I managed to skip the whole cfl era because I buy necessities when they’re on sale, and I had a stockpile of incandescents that lasted me through to the LED era. Worked out pretty well for me
Energy efficiency starts with the source, not with the user. You cited the facts regarding the transmission losses, but completely ignored the loss in the generator. No electrical generation is near 100% efficient. Even hydro is only about 90% efficient.

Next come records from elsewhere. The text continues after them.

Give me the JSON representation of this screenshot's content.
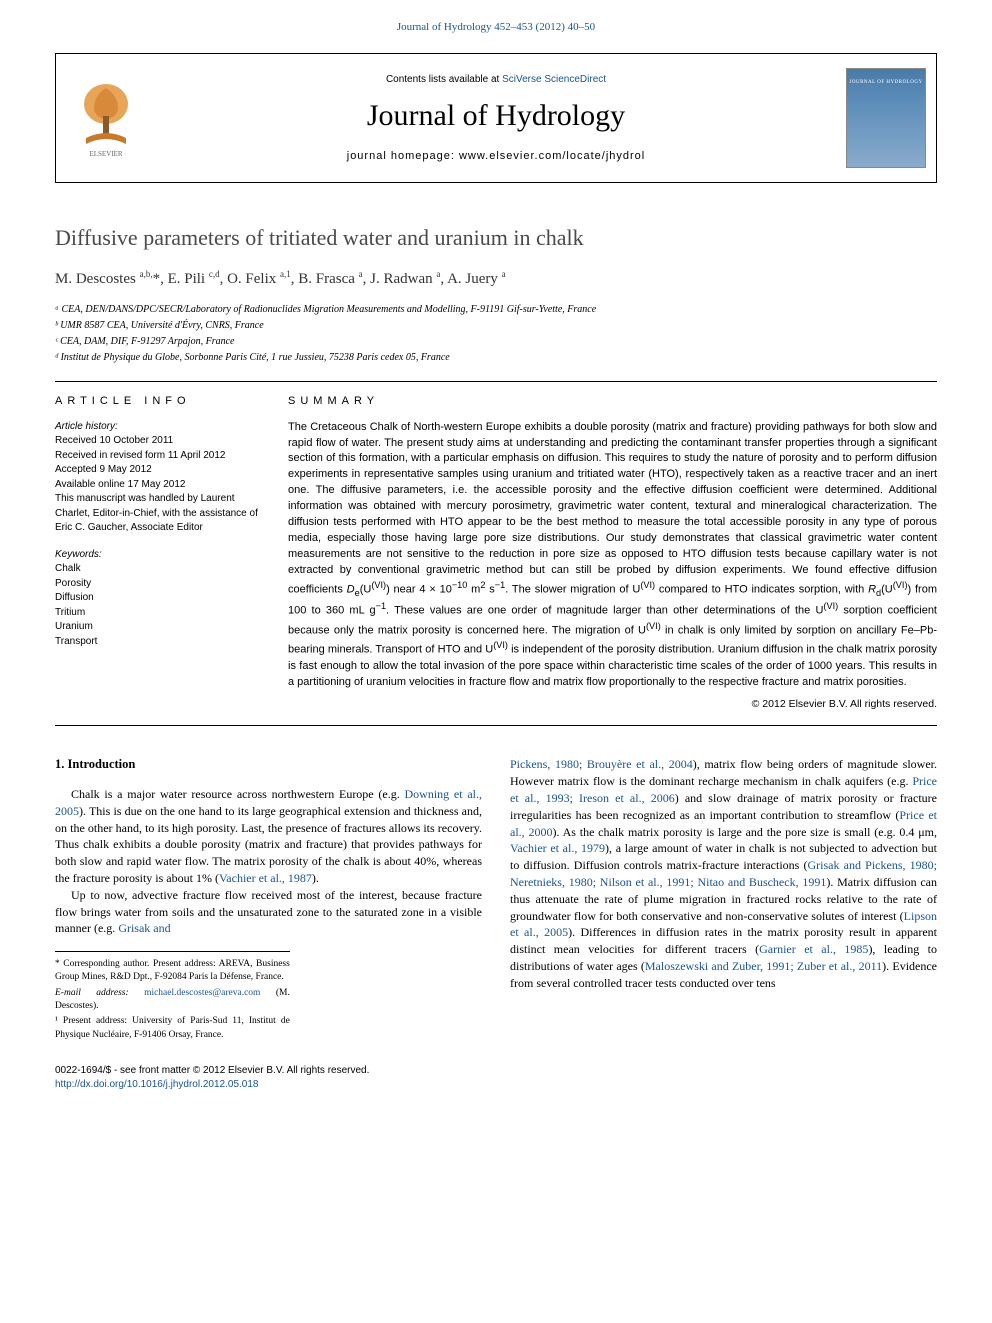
{
  "top_link": "Journal of Hydrology 452–453 (2012) 40–50",
  "header": {
    "contents_prefix": "Contents lists available at ",
    "contents_link": "SciVerse ScienceDirect",
    "journal_name": "Journal of Hydrology",
    "homepage_prefix": "journal homepage: ",
    "homepage_url": "www.elsevier.com/locate/jhydrol",
    "cover_text": "JOURNAL OF HYDROLOGY"
  },
  "article": {
    "title": "Diffusive parameters of tritiated water and uranium in chalk",
    "authors_html": "M. Descostes <sup>a,b,</sup>*, E. Pili <sup>c,d</sup>, O. Felix <sup>a,1</sup>, B. Frasca <sup>a</sup>, J. Radwan <sup>a</sup>, A. Juery <sup>a</sup>",
    "affiliations": [
      "ᵃ CEA, DEN/DANS/DPC/SECR/Laboratory of Radionuclides Migration Measurements and Modelling, F-91191 Gif-sur-Yvette, France",
      "ᵇ UMR 8587 CEA, Université d'Évry, CNRS, France",
      "ᶜ CEA, DAM, DIF, F-91297 Arpajon, France",
      "ᵈ Institut de Physique du Globe, Sorbonne Paris Cité, 1 rue Jussieu, 75238 Paris cedex 05, France"
    ]
  },
  "article_info": {
    "header": "article info",
    "history_label": "Article history:",
    "history": [
      "Received 10 October 2011",
      "Received in revised form 11 April 2012",
      "Accepted 9 May 2012",
      "Available online 17 May 2012",
      "This manuscript was handled by Laurent Charlet, Editor-in-Chief, with the assistance of Eric C. Gaucher, Associate Editor"
    ],
    "keywords_label": "Keywords:",
    "keywords": [
      "Chalk",
      "Porosity",
      "Diffusion",
      "Tritium",
      "Uranium",
      "Transport"
    ]
  },
  "summary": {
    "header": "summary",
    "text_html": "The Cretaceous Chalk of North-western Europe exhibits a double porosity (matrix and fracture) providing pathways for both slow and rapid flow of water. The present study aims at understanding and predicting the contaminant transfer properties through a significant section of this formation, with a particular emphasis on diffusion. This requires to study the nature of porosity and to perform diffusion experiments in representative samples using uranium and tritiated water (HTO), respectively taken as a reactive tracer and an inert one. The diffusive parameters, i.e. the accessible porosity and the effective diffusion coefficient were determined. Additional information was obtained with mercury porosimetry, gravimetric water content, textural and mineralogical characterization. The diffusion tests performed with HTO appear to be the best method to measure the total accessible porosity in any type of porous media, especially those having large pore size distributions. Our study demonstrates that classical gravimetric water content measurements are not sensitive to the reduction in pore size as opposed to HTO diffusion tests because capillary water is not extracted by conventional gravimetric method but can still be probed by diffusion experiments. We found effective diffusion coefficients <i>D</i><sub>e</sub>(U<sup>(VI)</sup>) near 4 × 10<sup>−10</sup> m<sup>2</sup> s<sup>−1</sup>. The slower migration of U<sup>(VI)</sup> compared to HTO indicates sorption, with <i>R</i><sub>d</sub>(U<sup>(VI)</sup>) from 100 to 360 mL g<sup>−1</sup>. These values are one order of magnitude larger than other determinations of the U<sup>(VI)</sup> sorption coefficient because only the matrix porosity is concerned here. The migration of U<sup>(VI)</sup> in chalk is only limited by sorption on ancillary Fe–Pb-bearing minerals. Transport of HTO and U<sup>(VI)</sup> is independent of the porosity distribution. Uranium diffusion in the chalk matrix porosity is fast enough to allow the total invasion of the pore space within characteristic time scales of the order of 1000 years. This results in a partitioning of uranium velocities in fracture flow and matrix flow proportionally to the respective fracture and matrix porosities.",
    "copyright": "© 2012 Elsevier B.V. All rights reserved."
  },
  "body": {
    "heading": "1. Introduction",
    "col1_p1_html": "Chalk is a major water resource across northwestern Europe (e.g. <a class=\"intext\">Downing et al., 2005</a>). This is due on the one hand to its large geographical extension and thickness and, on the other hand, to its high porosity. Last, the presence of fractures allows its recovery. Thus chalk exhibits a double porosity (matrix and fracture) that provides pathways for both slow and rapid water flow. The matrix porosity of the chalk is about 40%, whereas the fracture porosity is about 1% (<a class=\"intext\">Vachier et al., 1987</a>).",
    "col1_p2_html": "Up to now, advective fracture flow received most of the interest, because fracture flow brings water from soils and the unsaturated zone to the saturated zone in a visible manner (e.g. <a class=\"intext\">Grisak and</a>",
    "col2_p1_html": "<a class=\"intext\">Pickens, 1980; Brouyère et al., 2004</a>), matrix flow being orders of magnitude slower. However matrix flow is the dominant recharge mechanism in chalk aquifers (e.g. <a class=\"intext\">Price et al., 1993; Ireson et al., 2006</a>) and slow drainage of matrix porosity or fracture irregularities has been recognized as an important contribution to streamflow (<a class=\"intext\">Price et al., 2000</a>). As the chalk matrix porosity is large and the pore size is small (e.g. 0.4 μm, <a class=\"intext\">Vachier et al., 1979</a>), a large amount of water in chalk is not subjected to advection but to diffusion. Diffusion controls matrix-fracture interactions (<a class=\"intext\">Grisak and Pickens, 1980; Neretnieks, 1980; Nilson et al., 1991; Nitao and Buscheck, 1991</a>). Matrix diffusion can thus attenuate the rate of plume migration in fractured rocks relative to the rate of groundwater flow for both conservative and non-conservative solutes of interest (<a class=\"intext\">Lipson et al., 2005</a>). Differences in diffusion rates in the matrix porosity result in apparent distinct mean velocities for different tracers (<a class=\"intext\">Garnier et al., 1985</a>), leading to distributions of water ages (<a class=\"intext\">Maloszewski and Zuber, 1991; Zuber et al., 2011</a>). Evidence from several controlled tracer tests conducted over tens"
  },
  "footnotes": {
    "corr_html": "* Corresponding author. Present address: AREVA, Business Group Mines, R&amp;D Dpt., F-92084 Paris la Défense, France.",
    "email_label": "E-mail address: ",
    "email": "michael.descostes@areva.com",
    "email_suffix": " (M. Descostes).",
    "note1": "¹ Present address: University of Paris-Sud 11, Institut de Physique Nucléaire, F-91406 Orsay, France."
  },
  "bottom": {
    "issn_line": "0022-1694/$ - see front matter © 2012 Elsevier B.V. All rights reserved.",
    "doi": "http://dx.doi.org/10.1016/j.jhydrol.2012.05.018"
  },
  "colors": {
    "link": "#1a5490",
    "title_gray": "#4a4a4a"
  }
}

Your sources agrees with my AI link - in fact, it might be the AI source!
From your first link:
Induction cooking not only transforms the cooking experience with lightning-fast heating and instant temperature control but does so with remarkable energy efficiency and safety. It also unlocks a more pleasant and professional home cooking experience without the environmental toll. By heating the pots and pans directly instead of the cooktop surface, there is minimal energy loss, making induction cooking more energy efficient. With approximately 90% efficiency, induction cooking surpasses the roughly 74% efficiency of traditional electric stoves and 40% of gas stoves, demonstrating significant energy savings.
Second link:
A study conducted in 2014 (this link opens in a new window) (this document-link opens in a new window) found that induction ranges send 85-90 percent of the generated heat directly to the food they’re cooking. In comparison, electric stovetops hover around 65-70 percent. Gas ranges come in last with about 40-55 percent efficiency. This means that more than half of the energy from a gas range is wasted. Induction ranges are the most efficient option by far.
Third link:
While electric is certainly more energy-efficient than gas, induction is still the clear winner for efficiency. An electric cooktop allows only 65-70% of heat to reach food as opposed to induction’s 90%. This results in your kitchen staying cooler with induction than it does with electric cooking. While risk of fire is lower with electric than with gas, the risk is lower still with induction. Since the pan itself is the only heat source in induction cooking, your risk of kitchen burns is also greatly decreased.
People can say whatever they want. If a new product is clearly better or more convenient than the older model/method, the newer will eventually take over without the need for bans or incentives. No one is forcing people to fly or drive when they’d rather be on a horse. You can still do that if you want.
I’m open to anything that is the better product. What I’ll never do is switch or buy any home with an electric cook top.